Ce que nos films préférés révèlent de notre état émotionnel

Victoria Lopes

La manière dont nous choisissons nos films ou nos séries n’est jamais neutre. Bien au-delà du simple divertissement, nos préférences audiovisuelles sont souvent le reflet d’un état émotionnel dominant ou d’un besoin affectif inconscient.

Différentes études en psychologie, neurosciences et sciences sociales suggèrent que ces choix s'inscrivent dans des stratégies de régulation émotionnelle, parfois inconscientes mais pourtant puissantes.

Les contenus audiovisuels comme miroir émotionnel

Selon une recherche menée à l’Université du Québec à Montréal (UQAM) et à l’Université catholique de Louvain (UCLouvain), les contenus médiatiques sont fréquemment utilisés pour moduler notre humeur ou canaliser des états émotionnels latents.

Par exemple :

  • Les comédies sont souvent recherchées pour leur effet immédiat sur le soulagement du stress et de l’anxiété.

  • Les drames émotionnels servent de catharsis et aident à traverser des émotions comme la tristesse, le manque ou le deuil.

  • Les thrillers et films d’action stimulent la décharge de tension liée à la colère ou au surmenage.

  • Les romances répondent à un besoin de sécurité affective, de connexion ou de tendresse.

  • Les films d’horreur permettent d’explorer ses peurs inconscientes dans un cadre symboliquement sécurisé.

  • Enfin, le fantastique ou la science-fiction sont souvent des refuges d’évasion mentale, utiles face à un vide existentiel, une routine pesante ou un besoin de transcendance.

Régulation émotionnelle et adaptation psychologique

Ces usages ne sont pas pathologiques.

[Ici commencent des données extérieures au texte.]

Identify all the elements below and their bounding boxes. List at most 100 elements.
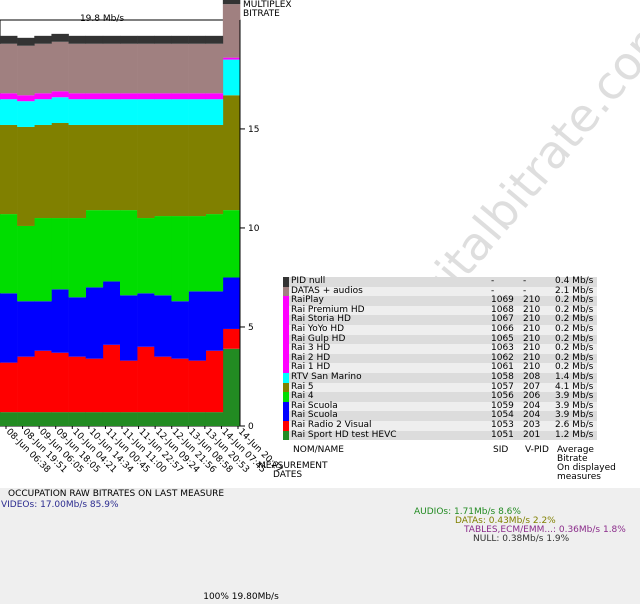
area-segment <box>120 412 138 426</box>
area-segment <box>154 35 172 44</box>
area-segment <box>137 43 155 94</box>
area-segment <box>205 291 224 351</box>
area-segment <box>0 99 18 125</box>
area-segment <box>85 43 104 94</box>
total-label: 100% 19.80Mb/s <box>203 592 279 602</box>
area-segment <box>171 43 189 94</box>
area-segment <box>102 344 121 413</box>
videos-label: VIDEOs: 17.00Mb/s 85.9% <box>1 500 119 510</box>
area-segment <box>17 126 35 226</box>
area-segment <box>120 93 138 100</box>
y-tick-label: 0 <box>248 422 254 432</box>
area-segment <box>154 412 172 426</box>
area-segment <box>188 412 207 426</box>
area-segment <box>120 124 138 211</box>
area-segment <box>34 35 52 44</box>
area-segment <box>137 346 155 413</box>
legend-table: PID null - -0.4 Mb/s DATAS + audios - -2.1 Mb… <box>283 276 597 441</box>
area-segment <box>68 93 87 100</box>
area-segment <box>137 293 155 347</box>
area-segment <box>34 218 52 302</box>
y-tick-label: 10 <box>248 224 260 234</box>
legend-sid: 1051 <box>489 430 521 441</box>
area-segment <box>0 35 18 44</box>
area-segment <box>137 412 155 426</box>
area-segment <box>171 93 189 100</box>
area-segment <box>102 412 121 426</box>
area-segment <box>188 216 207 292</box>
area-segment <box>154 295 172 357</box>
area-segment <box>188 291 207 361</box>
area-segment <box>0 412 18 426</box>
area-segment <box>51 352 69 413</box>
area-segment <box>17 37 35 46</box>
area-segment <box>188 360 207 413</box>
area-segment <box>0 93 18 100</box>
area-segment <box>68 35 87 44</box>
area-segment <box>188 35 207 44</box>
area-segment <box>222 57 241 60</box>
area-segment <box>0 124 18 215</box>
occupation-panel: OCCUPATION RAW BITRATES ON LAST MEASURE … <box>0 488 640 604</box>
area-segment <box>51 289 69 353</box>
area-segment <box>51 122 69 219</box>
legend-row: Rai 5 1057 207 4.1 Mb/s <box>283 382 597 393</box>
area-segment <box>154 43 172 94</box>
area-segment <box>137 124 155 219</box>
area-segment <box>171 124 189 217</box>
area-segment <box>17 45 35 96</box>
area-segment <box>34 124 52 219</box>
area-segment <box>85 358 104 413</box>
area-segment <box>34 412 52 426</box>
legend-row: DATAS + audios - -2.1 Mb/s <box>283 286 597 297</box>
chart-top-label: 19.8 Mb/s <box>79 14 125 24</box>
area-segment <box>120 43 138 94</box>
legend-row: Rai Sport HD test HEVC 1051 201 1.2 Mb/s <box>283 430 597 441</box>
area-segment <box>0 293 18 363</box>
legend-header-vpid: V-PID <box>525 445 549 455</box>
area-segment <box>0 362 18 413</box>
area-segment <box>222 59 241 96</box>
area-segment <box>171 301 189 359</box>
area-segment <box>102 93 121 100</box>
area-segment <box>68 297 87 357</box>
area-segment <box>51 218 69 290</box>
area-segment <box>205 412 224 426</box>
area-segment <box>51 97 69 123</box>
area-segment <box>137 35 155 44</box>
area-segment <box>51 412 69 426</box>
area-segment <box>85 210 104 288</box>
y-tick-label: 15 <box>248 125 259 135</box>
area-segment <box>137 93 155 100</box>
area-segment <box>0 43 18 94</box>
area-segment <box>222 95 241 211</box>
area-segment <box>68 43 87 94</box>
area-segment <box>102 43 121 94</box>
y-tick-label: 5 <box>248 323 254 333</box>
legend-row: RTV San Marino 1058 208 1.4 Mb/s <box>283 372 597 383</box>
area-segment <box>34 350 52 413</box>
area-segment <box>102 210 121 282</box>
area-segment <box>154 356 172 413</box>
measurement-dates-line2: DATES <box>273 470 303 480</box>
area-segment <box>120 210 138 296</box>
area-segment <box>205 214 224 292</box>
occupation-title: OCCUPATION RAW BITRATES ON LAST MEASURE <box>8 489 225 499</box>
area-segment <box>222 328 241 349</box>
area-segment <box>188 93 207 100</box>
legend-bitrate: 1.2 Mb/s <box>553 430 597 441</box>
area-segment <box>85 124 104 211</box>
area-segment <box>120 35 138 44</box>
area-segment <box>34 93 52 100</box>
area-segment <box>102 35 121 44</box>
legend-row: Rai 3 HD 1063 210 0.2 Mb/s <box>283 344 597 354</box>
area-segment <box>120 360 138 413</box>
area-segment <box>154 216 172 296</box>
legend-header-sid: SID <box>493 445 509 455</box>
area-segment <box>171 412 189 426</box>
area-segment <box>222 348 241 426</box>
area-segment <box>154 93 172 100</box>
area-segment <box>17 356 35 413</box>
area-segment <box>205 99 224 125</box>
legend-name: Rai Sport HD test HEVC <box>289 430 489 441</box>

Au contraire, ils montrent que nous utilisons des mécanismes naturels de gestion émotionnelle. Ce phénomène, que les chercheurs qualifient de “coping médiatique” (Zillmann, 1988), désigne la manière dont les individus utilisent les médias pour maintenir un équilibre psychologique.

En pratique, cela signifie que votre film du soir pourrait bien vous en dire long sur ce que vous vivez intérieurement, parfois sans que vous en ayez conscience.

Références

  • Zillmann, D. (1988). Mood management: Using entertainment to full advantage. In L. Donohew et al. (Eds.), Communication, social cognition, and affect. Lawrence Erlbaum.

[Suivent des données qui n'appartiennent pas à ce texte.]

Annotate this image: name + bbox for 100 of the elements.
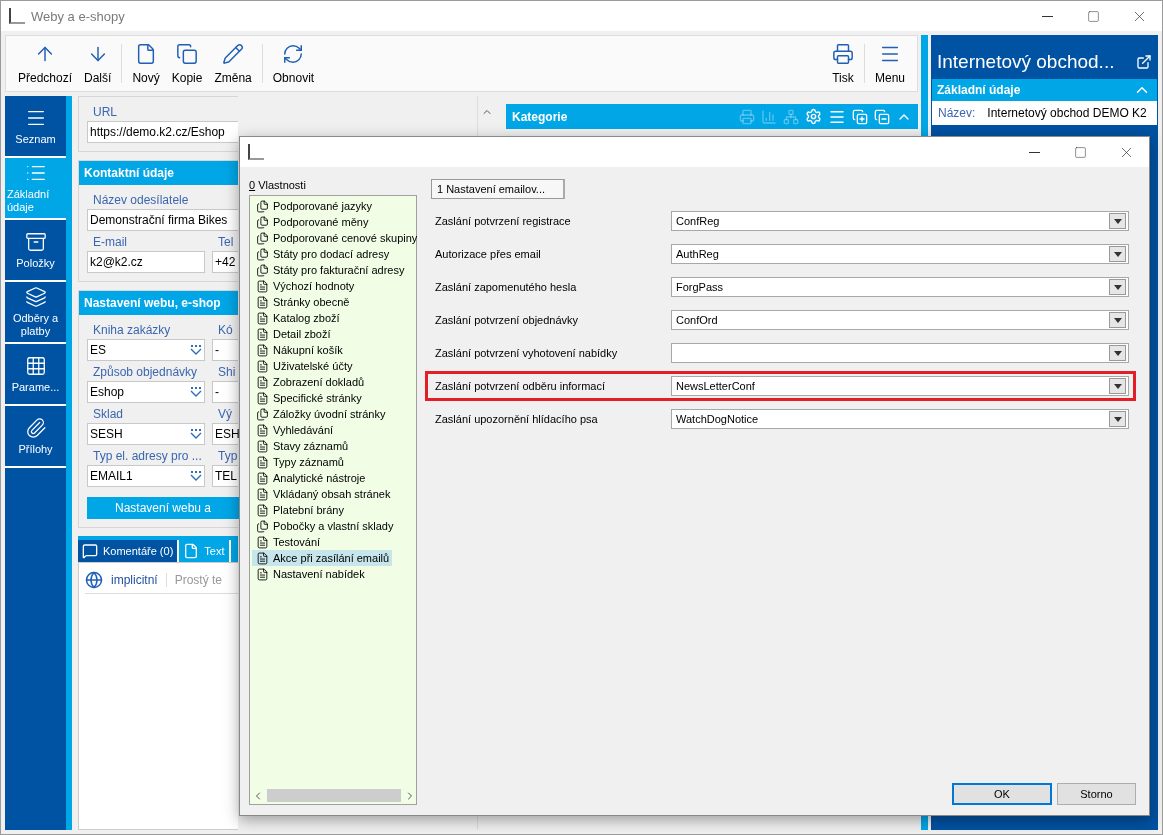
input-field[interactable]: - <box>212 381 238 403</box>
document-icon <box>256 439 269 453</box>
setting-label: Zaslání potvrzení odběru informací <box>435 380 606 392</box>
dropdown-icon <box>1109 312 1126 328</box>
document-icon <box>256 535 269 549</box>
input-field[interactable]: - <box>212 339 238 361</box>
dropdown-icon <box>190 387 202 397</box>
document-icon <box>256 279 269 293</box>
grid-icon <box>24 354 47 377</box>
list-item[interactable]: Výchozí hodnoty <box>252 278 358 294</box>
field-label: Sklad <box>92 407 125 421</box>
document-icon <box>256 455 269 469</box>
combo-box[interactable]: ES <box>87 339 205 361</box>
list-item[interactable]: Akce při zasílání emailů <box>252 550 393 566</box>
maximize-icon <box>1086 9 1100 23</box>
settings-icon[interactable] <box>805 108 822 125</box>
input-field[interactable]: +42 <box>212 251 238 273</box>
dropdown-icon <box>1109 411 1126 427</box>
documents-icon <box>256 263 269 277</box>
printer-icon[interactable] <box>739 108 755 125</box>
dropdown-icon <box>190 429 202 439</box>
list-item[interactable]: Podporované jazyky <box>252 198 376 214</box>
list-item[interactable]: Pobočky a vlastní sklady <box>252 518 397 534</box>
globe-icon <box>85 571 103 589</box>
document-icon <box>256 375 269 389</box>
network-icon[interactable] <box>783 108 799 125</box>
minimize-icon <box>1028 151 1040 153</box>
comment-icon <box>82 543 98 559</box>
combo-box[interactable]: WatchDogNotice <box>671 409 1129 429</box>
list-item[interactable]: Vkládaný obsah stránek <box>252 486 394 502</box>
list-item[interactable]: Katalog zboží <box>252 310 343 326</box>
language-dropdown[interactable]: implicitní <box>111 573 167 587</box>
input-field[interactable]: https://demo.k2.cz/Eshop <box>87 121 238 143</box>
toolbar-button[interactable]: Nový <box>126 36 166 91</box>
list-item[interactable]: Uživatelské účty <box>252 358 356 374</box>
list-item[interactable]: Detail zboží <box>252 326 334 342</box>
setting-label: Autorizace přes email <box>435 248 542 260</box>
combo-box[interactable] <box>671 343 1129 363</box>
remove-window-icon[interactable] <box>874 108 890 125</box>
combo-box[interactable]: SESH <box>87 423 205 445</box>
list-item[interactable]: Stavy záznamů <box>252 438 352 454</box>
list-item[interactable]: Nákupní košík <box>252 342 346 358</box>
minimize-icon <box>1041 15 1053 17</box>
section-header: Základní údaje <box>932 79 1157 101</box>
list-item[interactable]: Platební brány <box>252 502 347 518</box>
setting-label: Zaslání potvrzení registrace <box>435 215 572 227</box>
list-item[interactable]: Podporované měny <box>252 214 372 230</box>
printer-icon <box>831 42 854 65</box>
toolbar-button[interactable]: Předchozí <box>12 36 79 91</box>
field-label: Kó <box>217 323 234 337</box>
add-window-icon[interactable] <box>852 108 868 125</box>
list-item[interactable]: Státy pro fakturační adresy <box>252 262 408 278</box>
combo-box[interactable]: AuthReg <box>671 244 1129 264</box>
documents-icon <box>256 407 269 421</box>
field-label: Kniha zakázky <box>92 323 172 337</box>
field-label: Typ el. adresy pro ... <box>92 449 203 463</box>
list-item[interactable]: Typy záznamů <box>252 454 347 470</box>
field-label: Tel <box>217 235 235 249</box>
input-field[interactable]: Demonstrační firma Bikes <box>87 209 238 231</box>
toolbar-button[interactable]: Změna <box>208 36 258 91</box>
combo-box[interactable]: EMAIL1 <box>87 465 205 487</box>
list-item[interactable]: Testování <box>252 534 324 550</box>
combo-box[interactable]: NewsLetterConf <box>671 376 1129 396</box>
chart-icon[interactable] <box>761 108 777 125</box>
toolbar-button[interactable]: Tisk <box>825 36 860 91</box>
input-field[interactable]: TEL <box>212 465 238 487</box>
combo-box[interactable]: ConfReg <box>671 211 1129 231</box>
toolbar-button[interactable]: Menu <box>868 36 911 91</box>
list-item[interactable]: Nastavení nabídek <box>252 566 368 582</box>
combo-box[interactable]: ConfOrd <box>671 310 1129 330</box>
combo-box[interactable]: Eshop <box>87 381 205 403</box>
list-item[interactable]: Specifické stránky <box>252 390 365 406</box>
input-field[interactable]: ESH <box>212 423 238 445</box>
list-item[interactable]: Státy pro dodací adresy <box>252 246 393 262</box>
dialog-button[interactable]: Storno <box>1057 783 1136 805</box>
document-icon <box>256 311 269 325</box>
external-link-icon[interactable] <box>1136 54 1152 70</box>
panel-tab[interactable]: Komentáře (0) <box>78 540 180 562</box>
comment-editor[interactable]: implicitní Prostý te <box>78 562 238 830</box>
list-item[interactable]: Vyhledávání <box>252 422 337 438</box>
dialog-tab[interactable]: 1 Nastavení emailov... <box>431 179 565 199</box>
dialog-button[interactable]: OK <box>952 783 1052 805</box>
list-item[interactable]: Záložky úvodní stránky <box>252 406 389 422</box>
section-header: Nastavení webu, e-shop <box>79 291 238 315</box>
setting-label: Zaslání potvrzení objednávky <box>435 314 580 326</box>
list-item[interactable]: Analytické nástroje <box>252 470 369 486</box>
field-label: Název: <box>938 106 976 120</box>
documents-icon <box>256 519 269 533</box>
combo-box[interactable]: ForgPass <box>671 277 1129 297</box>
toolbar-button[interactable]: Další <box>78 36 118 91</box>
field-label: Shi <box>217 365 237 379</box>
input-field[interactable]: k2@k2.cz <box>87 251 205 273</box>
dropdown-icon <box>1109 213 1126 229</box>
field-label: E-mail <box>92 235 128 249</box>
list-item[interactable]: Stránky obecně <box>252 294 353 310</box>
list-item[interactable]: Zobrazení dokladů <box>252 374 368 390</box>
toolbar-button[interactable]: Obnovit <box>266 36 321 91</box>
list-item[interactable]: Podporované cenové skupiny <box>252 230 421 246</box>
document-icon <box>256 567 269 581</box>
toolbar-button[interactable]: Kopie <box>165 36 209 91</box>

  • Oliver, M. B., & Raney, A. A. (2011). Entertainment as pleasurable and meaningful: Identifying hedonic and eudaimonic motivations for entertainment consumption. Journal of Communication, 61(5), 984–1004.

  • Laforest, J., & Paquette, S. (2020). Utilisation des médias et stratégies de régulation émotionnelle. Revue québécoise de psychologie, UQAM.

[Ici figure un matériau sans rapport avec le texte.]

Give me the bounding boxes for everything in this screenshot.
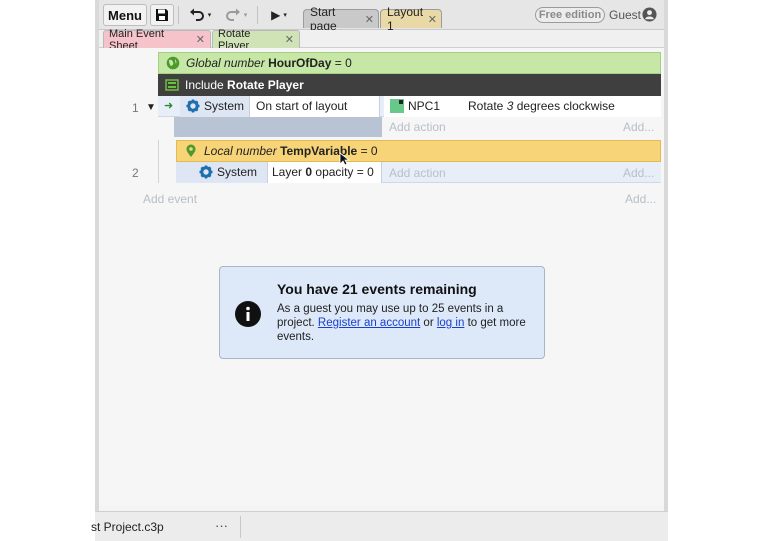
- project-file-name[interactable]: st Project.c3p: [91, 520, 164, 534]
- trigger-arrow-icon: ➜: [164, 100, 174, 112]
- tab-main-event-sheet[interactable]: Main Event Sheet ✕: [103, 28, 211, 52]
- condition-text-cell[interactable]: On start of layout: [250, 95, 380, 117]
- close-icon[interactable]: ✕: [365, 13, 374, 26]
- user-avatar-icon[interactable]: [642, 7, 657, 22]
- menu-button[interactable]: Menu: [103, 4, 147, 26]
- log-in-link[interactable]: log in: [437, 317, 465, 329]
- undo-icon: [189, 8, 204, 21]
- save-icon: [156, 9, 168, 21]
- gear-icon: [186, 99, 200, 113]
- tab-start-page[interactable]: Start page ✕: [303, 5, 379, 33]
- event-number: 1: [132, 101, 139, 115]
- include-name: Rotate Player: [227, 78, 304, 92]
- condition-object-cell[interactable]: System: [180, 95, 250, 117]
- variable-value: = 0: [334, 56, 352, 70]
- add-event-link[interactable]: Add event: [143, 192, 197, 206]
- main-toolbar: Menu ▾ ▾ ▶ ▾ Start page ✕ Layout 1 ✕ Fre…: [99, 0, 664, 33]
- tab-label: Start page: [310, 5, 337, 33]
- undo-button[interactable]: ▾: [183, 4, 217, 26]
- save-button[interactable]: [150, 4, 174, 26]
- event-sheet-icon: [165, 79, 179, 91]
- redo-dropdown-icon[interactable]: ▾: [244, 11, 248, 19]
- globe-icon: [166, 56, 180, 70]
- action-object-name: NPC1: [408, 99, 441, 113]
- toolbar-separator: [257, 6, 258, 24]
- play-icon: ▶: [271, 8, 281, 22]
- location-pin-icon: [186, 144, 196, 157]
- preview-dropdown-icon[interactable]: ▾: [283, 11, 287, 19]
- condition-blank-cell[interactable]: [174, 117, 382, 137]
- condition-text-post: opacity = 0: [315, 165, 374, 179]
- variable-name: HourOfDay: [268, 56, 332, 70]
- condition-text-cell[interactable]: Layer 0 opacity = 0: [268, 161, 382, 183]
- condition-text-pre: Layer: [272, 165, 303, 179]
- undo-dropdown-icon[interactable]: ▾: [208, 11, 212, 19]
- tab-layout-1[interactable]: Layout 1 ✕: [380, 5, 442, 33]
- condition-object-name: System: [216, 165, 257, 179]
- guest-label[interactable]: Guest: [609, 8, 641, 22]
- mouse-cursor-icon: [339, 152, 351, 166]
- add-action-link[interactable]: Add action: [389, 166, 446, 180]
- variable-prefix: Global number: [186, 56, 265, 70]
- tab-rotate-player[interactable]: Rotate Player ✕: [212, 28, 300, 52]
- redo-button[interactable]: ▾: [219, 4, 253, 26]
- tab-label: Layout 1: [387, 5, 424, 33]
- global-variable-row[interactable]: Global number HourOfDay = 0: [158, 52, 661, 74]
- gear-icon: [199, 165, 213, 179]
- toolbar-separator: [178, 6, 179, 24]
- close-icon[interactable]: ✕: [285, 33, 294, 46]
- include-row[interactable]: Include Rotate Player: [158, 74, 661, 96]
- status-bar: st Project.c3p ···: [91, 511, 668, 541]
- add-more-link[interactable]: Add...: [623, 166, 654, 180]
- add-event-more-link[interactable]: Add...: [625, 192, 656, 206]
- action-text-pre: Rotate: [468, 99, 504, 113]
- notice-text: or: [423, 317, 434, 329]
- sprite-icon: [390, 99, 404, 113]
- window-border-right: [664, 0, 668, 541]
- action-text-post: degrees clockwise: [516, 99, 615, 113]
- close-icon[interactable]: ✕: [428, 13, 437, 26]
- local-variable-row[interactable]: Local number TempVariable = 0: [176, 140, 661, 162]
- collapse-toggle-icon[interactable]: ▼: [146, 102, 156, 113]
- variable-value: = 0: [360, 144, 378, 158]
- info-icon: [235, 301, 261, 327]
- variable-prefix: Local number: [204, 144, 277, 158]
- add-action-link[interactable]: Add action: [389, 120, 446, 134]
- more-options-icon[interactable]: ···: [215, 518, 228, 533]
- action-value: 3: [506, 99, 514, 113]
- notice-title: You have 21 events remaining: [277, 281, 477, 297]
- register-account-link[interactable]: Register an account: [318, 317, 420, 329]
- free-edition-badge[interactable]: Free edition: [535, 7, 605, 23]
- sub-event-tree-line: [158, 140, 159, 183]
- status-separator: [240, 516, 241, 538]
- redo-icon: [225, 8, 240, 21]
- event-row[interactable]: ➜ System On start of layout NPC1 Rotate …: [158, 95, 661, 117]
- event-sheet-tabs: Main Event Sheet ✕ Rotate Player ✕: [99, 28, 664, 52]
- close-icon[interactable]: ✕: [196, 33, 205, 46]
- add-action-row: Add action Add...: [174, 117, 661, 137]
- condition-text: On start of layout: [256, 99, 348, 113]
- action-object-cell[interactable]: NPC1: [384, 95, 464, 117]
- notice-body: As a guest you may use up to 25 events i…: [277, 302, 529, 344]
- event-row[interactable]: System Layer 0 opacity = 0 Add action Ad…: [176, 161, 661, 183]
- condition-object-cell[interactable]: System: [176, 161, 268, 183]
- event-number: 2: [132, 166, 139, 180]
- events-remaining-notice: You have 21 events remaining As a guest …: [219, 266, 545, 359]
- add-more-link[interactable]: Add...: [623, 120, 654, 134]
- action-text-cell[interactable]: Rotate 3 degrees clockwise: [464, 95, 661, 117]
- condition-value: 0: [305, 165, 313, 179]
- include-prefix: Include: [185, 78, 224, 92]
- preview-button[interactable]: ▶ ▾: [261, 4, 297, 26]
- condition-object-name: System: [204, 99, 245, 113]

En séance : un outil d’exploration symbolique

En accompagnement thérapeutique, que ce soit en coaching ou en thérapie brève, ces contenus peuvent devenir de véritables leviers d’exploration. Évoquer les récits, les personnages, ou les univers auxquels une personne s’identifie permet d’accéder à des représentations symboliques, souvent plus riches et plus souples que les mots.

Le cinéma et les séries deviennent alors des portes d’entrée vers l’inconscient, un langage émotionnel indirect mais hautement révélateur.

Conclusion : Apprendre à observer ce qui nous attire

La régulation émotionnelle passe par de nombreux canaux. L’un d’eux, souvent négligé, est celui de nos choix culturels. Apprendre à observer ce qui nous attire et pourquoi permet de mieux se comprendre, de mieux se respecter, et parfois, d’ouvrir la voie à un véritable travail intérieur.